J'ai rarement gardé les doigts croisés si longtemps. Peut-être aux enterrements, peut-être sous les sermons des plus grands, mais jamais ô grand jamais pour m'ôter d'ardents sentiments.
Je voudrais crier au diable mais à dire vrai, j'aime fièvreusement mon châtiment.
Mon cher, mon fervent lecteur, tu te retrouves témoin de toute l'étendu de ma sensibilité. Je te serais gré de te faire l'unique confident de telles agitations.

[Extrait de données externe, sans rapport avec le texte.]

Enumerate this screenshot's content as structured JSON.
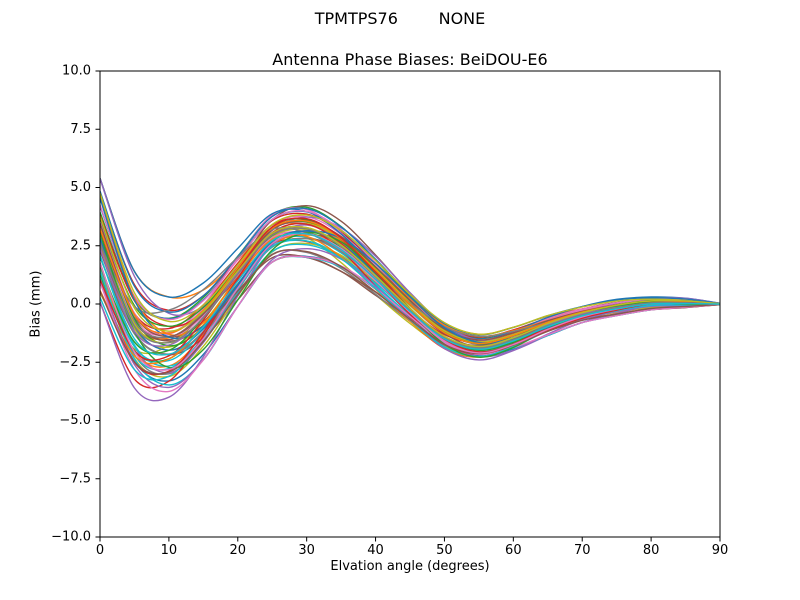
{
  "figure": {
    "suptitle": "TPMTPS76        NONE"
  },
  "chart_data": {
    "type": "line",
    "title": "Antenna Phase Biases: BeiDOU-E6",
    "xlabel": "Elvation angle (degrees)",
    "ylabel": "Bias (mm)",
    "xlim": [
      0,
      90
    ],
    "ylim": [
      -10.0,
      10.0
    ],
    "xticks": [
      0,
      10,
      20,
      30,
      40,
      50,
      60,
      70,
      80,
      90
    ],
    "xtick_labels": [
      "0",
      "10",
      "20",
      "30",
      "40",
      "50",
      "60",
      "70",
      "80",
      "90"
    ],
    "yticks": [
      10.0,
      7.5,
      5.0,
      2.5,
      0.0,
      -2.5,
      -5.0,
      -7.5,
      -10.0
    ],
    "ytick_labels": [
      "10.0",
      "7.5",
      "5.0",
      "2.5",
      "0.0",
      "−2.5",
      "−5.0",
      "−7.5",
      "−10.0"
    ],
    "grid": false,
    "legend": null,
    "n_series": 60,
    "x": [
      0,
      5,
      10,
      15,
      20,
      25,
      30,
      35,
      40,
      45,
      50,
      55,
      60,
      65,
      70,
      75,
      80,
      85,
      90
    ],
    "ensemble": {
      "description": "Bundle of per-antenna/per-satellite phase-bias curves; mean with upper/lower envelope read from the plot",
      "mean": [
        2.5,
        -1.1,
        -1.8,
        -0.7,
        1.2,
        2.9,
        3.2,
        2.5,
        1.2,
        -0.2,
        -1.4,
        -1.85,
        -1.5,
        -0.9,
        -0.45,
        -0.15,
        0.05,
        0.05,
        0.0
      ],
      "upper": [
        5.4,
        1.4,
        0.3,
        0.9,
        2.5,
        4.2,
        4.5,
        3.6,
        2.1,
        0.5,
        -0.8,
        -1.3,
        -1.0,
        -0.5,
        -0.1,
        0.2,
        0.3,
        0.25,
        0.03
      ],
      "lower": [
        -0.5,
        -3.6,
        -4.0,
        -2.4,
        -0.1,
        1.8,
        2.0,
        1.4,
        0.3,
        -0.9,
        -2.0,
        -2.4,
        -2.0,
        -1.35,
        -0.8,
        -0.5,
        -0.25,
        -0.15,
        -0.03
      ]
    },
    "palette": [
      "#1f77b4",
      "#ff7f0e",
      "#2ca02c",
      "#d62728",
      "#9467bd",
      "#8c564b",
      "#e377c2",
      "#7f7f7f",
      "#bcbd22",
      "#17becf"
    ]
  }
}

Dans les jours qui ont suivi la rencontre, je n'ai plus touché le sol. Je me rappelle l'avoir foulé ce sol et m'être fouillé à la recherche d'une adresse, d'un nom, d'un billet doux qu'on aurait déposé et qu'on aurait voulu que je trouve pour réitérer un tel moment d'enchantement. Mais rien de cette nature hélas, rien que des poches vides, des mains vides, une tête pleine qui rembobine la scène pour contrer le sommeil.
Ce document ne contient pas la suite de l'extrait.